Prima delle elezioni «si dimetteranno in tanti da Strasburgo, come D’Alema», perché ve la prendete solo con me?. Sorride beffardo, Michele Santoro, davanti a un Fabio Fazio più serio del solito. L’ex parlamentare europeo ds è il solito fiume in piena. Ma stavolta, davanti alle telecamere di Chetempochefa su Rai Tre in prima serata, non ha attaccato solo Berlusconi, ma anche i suoi “colleghi” della sinsitra. «L’Europarlamento si svuota, prima delle elezioni saranno in tanti a dimettersi, lo farà anche D’Alema. Voglio vedere se tutti i giornali, come il Corriere della Sera, ne parleranno tanto come hanno fatto con me».
Santoro non si dimostra per nulla tenero con i parlamentari europei. Per l’Europa, dice «è un brutto momento, politicamente. La Ue arriva sempre in ritardo», poi i segnali di malessere, «denunciati dal no francese alla Costituzione europea». Insomma, come dire che a Strasburgo si lavora male. Non lui, che da buon politico si appunta la sua medaglia sul petto: «Sono stato decisivo nella bocciatura di Buttiglione come Commissario Ue».
Alla domanda di Fazio: «Non credi di aver perso credibilità come giornalista», Santoro risponde, quasi avesse concordato la domanda: «Se avessi perso la mia credibilità mi avrebbero fatto lavorare subito». Poi l’autocandidatura, sempre sul canale che lo ospita: «Sulla rete dove lavoravo io sono sempre alla ricerca di conduttori per un programma d’informazione in prima serata, non vedo perché non potrebbero pensare a me». La stilettata a Berlusconi è veloce: «La questione è sempre sul suo tavolo. Bisognerebbe dirgli: “Ci vuole lasciar lavorare?” Se lui lo facesse potremmo girar pagina prima di un cambiamento politico».

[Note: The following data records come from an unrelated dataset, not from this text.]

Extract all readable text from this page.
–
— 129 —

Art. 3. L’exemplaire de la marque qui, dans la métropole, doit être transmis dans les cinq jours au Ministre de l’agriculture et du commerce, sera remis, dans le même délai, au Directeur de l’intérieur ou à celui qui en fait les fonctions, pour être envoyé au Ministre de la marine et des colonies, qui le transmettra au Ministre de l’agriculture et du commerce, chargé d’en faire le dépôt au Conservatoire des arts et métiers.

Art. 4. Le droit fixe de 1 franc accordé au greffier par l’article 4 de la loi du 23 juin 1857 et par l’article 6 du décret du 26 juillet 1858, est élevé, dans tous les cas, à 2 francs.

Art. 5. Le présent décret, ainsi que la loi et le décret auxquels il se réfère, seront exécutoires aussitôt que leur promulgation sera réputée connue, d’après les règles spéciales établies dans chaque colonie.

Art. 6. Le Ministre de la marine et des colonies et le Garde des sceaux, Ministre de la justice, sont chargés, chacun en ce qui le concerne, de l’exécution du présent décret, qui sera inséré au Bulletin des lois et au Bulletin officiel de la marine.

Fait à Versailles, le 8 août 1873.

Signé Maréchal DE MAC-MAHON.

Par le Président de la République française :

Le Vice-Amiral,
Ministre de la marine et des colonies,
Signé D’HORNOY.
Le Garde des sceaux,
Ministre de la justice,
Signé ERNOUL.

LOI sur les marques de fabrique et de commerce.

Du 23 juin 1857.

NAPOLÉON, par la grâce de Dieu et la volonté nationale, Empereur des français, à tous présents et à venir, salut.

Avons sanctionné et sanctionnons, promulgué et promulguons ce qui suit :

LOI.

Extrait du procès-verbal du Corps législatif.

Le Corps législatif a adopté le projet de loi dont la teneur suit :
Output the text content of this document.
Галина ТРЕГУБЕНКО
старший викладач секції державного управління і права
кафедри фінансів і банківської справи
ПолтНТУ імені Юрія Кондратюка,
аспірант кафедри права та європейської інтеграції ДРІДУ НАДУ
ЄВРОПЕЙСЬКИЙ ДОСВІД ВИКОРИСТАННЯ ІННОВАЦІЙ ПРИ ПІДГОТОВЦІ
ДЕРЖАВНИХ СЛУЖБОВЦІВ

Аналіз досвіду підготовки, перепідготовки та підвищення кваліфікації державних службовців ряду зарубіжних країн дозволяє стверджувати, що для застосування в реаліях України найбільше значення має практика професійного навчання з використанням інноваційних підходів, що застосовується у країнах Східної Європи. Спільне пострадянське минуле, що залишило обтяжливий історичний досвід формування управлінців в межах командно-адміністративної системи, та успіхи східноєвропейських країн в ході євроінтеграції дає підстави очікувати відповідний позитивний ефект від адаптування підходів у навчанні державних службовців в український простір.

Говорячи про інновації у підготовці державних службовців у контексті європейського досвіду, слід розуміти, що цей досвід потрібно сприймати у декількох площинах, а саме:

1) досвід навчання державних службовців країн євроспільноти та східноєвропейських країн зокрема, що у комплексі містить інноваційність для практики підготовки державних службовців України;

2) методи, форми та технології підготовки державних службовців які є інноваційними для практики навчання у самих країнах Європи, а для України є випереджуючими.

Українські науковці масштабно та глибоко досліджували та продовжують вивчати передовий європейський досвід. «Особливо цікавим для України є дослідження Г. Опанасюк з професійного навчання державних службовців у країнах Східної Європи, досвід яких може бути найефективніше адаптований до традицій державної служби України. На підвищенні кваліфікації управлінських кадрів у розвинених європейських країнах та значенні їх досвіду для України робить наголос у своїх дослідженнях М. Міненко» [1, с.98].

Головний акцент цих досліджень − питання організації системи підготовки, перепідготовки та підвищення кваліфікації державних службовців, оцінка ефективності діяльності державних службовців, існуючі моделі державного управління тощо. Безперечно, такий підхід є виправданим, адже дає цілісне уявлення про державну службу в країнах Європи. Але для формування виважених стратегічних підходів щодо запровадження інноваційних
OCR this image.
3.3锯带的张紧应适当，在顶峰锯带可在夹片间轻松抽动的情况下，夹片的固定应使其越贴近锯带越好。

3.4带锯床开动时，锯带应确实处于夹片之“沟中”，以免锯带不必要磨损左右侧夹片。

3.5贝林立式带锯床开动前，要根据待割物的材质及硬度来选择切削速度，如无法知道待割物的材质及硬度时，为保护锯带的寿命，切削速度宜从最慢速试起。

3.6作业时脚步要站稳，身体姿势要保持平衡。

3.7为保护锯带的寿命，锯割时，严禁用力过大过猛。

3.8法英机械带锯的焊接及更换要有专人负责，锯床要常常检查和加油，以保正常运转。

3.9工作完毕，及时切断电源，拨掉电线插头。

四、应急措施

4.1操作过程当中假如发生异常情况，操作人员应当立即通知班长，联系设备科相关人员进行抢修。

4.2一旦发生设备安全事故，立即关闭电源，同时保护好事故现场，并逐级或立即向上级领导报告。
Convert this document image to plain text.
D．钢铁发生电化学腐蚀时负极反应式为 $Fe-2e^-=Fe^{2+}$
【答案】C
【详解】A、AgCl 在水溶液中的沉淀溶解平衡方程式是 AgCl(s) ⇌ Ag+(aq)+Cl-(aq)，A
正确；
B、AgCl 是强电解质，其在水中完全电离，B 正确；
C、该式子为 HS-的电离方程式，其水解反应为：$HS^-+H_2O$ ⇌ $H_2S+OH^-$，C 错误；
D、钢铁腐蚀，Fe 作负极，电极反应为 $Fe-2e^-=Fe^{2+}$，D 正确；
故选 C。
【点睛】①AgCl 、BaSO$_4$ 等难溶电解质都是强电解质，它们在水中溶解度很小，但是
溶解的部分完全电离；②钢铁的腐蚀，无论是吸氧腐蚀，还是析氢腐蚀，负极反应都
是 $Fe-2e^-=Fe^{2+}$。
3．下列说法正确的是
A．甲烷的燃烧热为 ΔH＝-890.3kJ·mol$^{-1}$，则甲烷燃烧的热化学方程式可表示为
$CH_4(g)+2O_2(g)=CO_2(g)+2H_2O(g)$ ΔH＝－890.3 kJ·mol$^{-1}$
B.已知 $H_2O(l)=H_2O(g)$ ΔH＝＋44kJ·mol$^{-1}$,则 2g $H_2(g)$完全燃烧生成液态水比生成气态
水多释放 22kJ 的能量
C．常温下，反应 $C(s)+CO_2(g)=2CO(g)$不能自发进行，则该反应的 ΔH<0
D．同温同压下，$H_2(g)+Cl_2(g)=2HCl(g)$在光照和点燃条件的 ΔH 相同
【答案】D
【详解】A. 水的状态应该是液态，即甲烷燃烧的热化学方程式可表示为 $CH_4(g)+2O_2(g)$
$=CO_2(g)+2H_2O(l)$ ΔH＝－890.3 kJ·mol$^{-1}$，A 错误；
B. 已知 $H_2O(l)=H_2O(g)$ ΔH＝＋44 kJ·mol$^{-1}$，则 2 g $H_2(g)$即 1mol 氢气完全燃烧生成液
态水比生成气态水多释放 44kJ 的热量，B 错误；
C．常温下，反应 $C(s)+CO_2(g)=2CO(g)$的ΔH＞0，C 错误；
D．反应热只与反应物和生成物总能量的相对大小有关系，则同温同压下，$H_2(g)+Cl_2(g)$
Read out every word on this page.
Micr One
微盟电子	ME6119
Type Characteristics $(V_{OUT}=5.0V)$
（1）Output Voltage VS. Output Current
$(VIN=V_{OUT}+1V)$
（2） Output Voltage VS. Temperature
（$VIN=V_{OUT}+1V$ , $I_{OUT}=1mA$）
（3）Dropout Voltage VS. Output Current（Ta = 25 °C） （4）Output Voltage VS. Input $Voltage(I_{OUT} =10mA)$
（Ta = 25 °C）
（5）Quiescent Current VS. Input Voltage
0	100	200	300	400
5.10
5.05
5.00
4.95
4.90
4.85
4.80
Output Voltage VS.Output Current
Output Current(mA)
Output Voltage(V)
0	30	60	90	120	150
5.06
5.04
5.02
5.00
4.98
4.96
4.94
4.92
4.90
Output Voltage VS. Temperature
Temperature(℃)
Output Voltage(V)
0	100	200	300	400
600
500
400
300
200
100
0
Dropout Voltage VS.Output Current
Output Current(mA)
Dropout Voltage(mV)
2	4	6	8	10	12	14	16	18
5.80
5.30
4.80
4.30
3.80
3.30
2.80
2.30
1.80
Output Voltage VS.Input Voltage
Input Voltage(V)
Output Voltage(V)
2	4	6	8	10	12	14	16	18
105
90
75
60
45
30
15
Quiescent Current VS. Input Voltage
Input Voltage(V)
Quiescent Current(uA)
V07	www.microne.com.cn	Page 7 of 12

Santoro si autodescrive come uno scolaretto emozionato e diligente, che aspetta di incontrare la maestra. Che in questo caso è il direttore generale Alfredo Meocci. La campanella suonerà domani: «Saro bravo», promette, poi il monito, occhi alla telecamera: «Io questa volta mi fermo solo quando la mia luce rossa si sarà accesa. Non andrò in giro a fare altre lezioni per il mondo». Eccone una: «Se Prodi vincerà le elezioni, mi auguro che non faccia le cose che ha fatto il suo predecessore, che liberi la tv dall’influenza della politica». Poi, un po’ deluso, se la prende con il presidente Petruccioli, reo di aver «invocato il ritorno di Ferrara che è stato ministro, così come il direttore di Raiuno è stato deputato e quello di Raidue assessore. Perché si rimprovera solo me?» Insomma le lezioni si danno e non si accettano.
La chiusura è degna del Santoro di Sciuscià e Il raggio Verde, così come il cavallo di battaglia: «Il governatore siciliano Cuffaro? Sono pronto ad andare a discutere pubblicamente con lui quando e dove vuole». Ma la sua tesi è inamovibile, e come troppo spesso gli accade senza contraddittorio. «In campagna elettorale ha trattato con gli assassini di Falcone, ha preso voti dalla mafia. In nessun Paese al mondo, Francia Germania o Inghilterra, questa cosa sarebbe tollerata».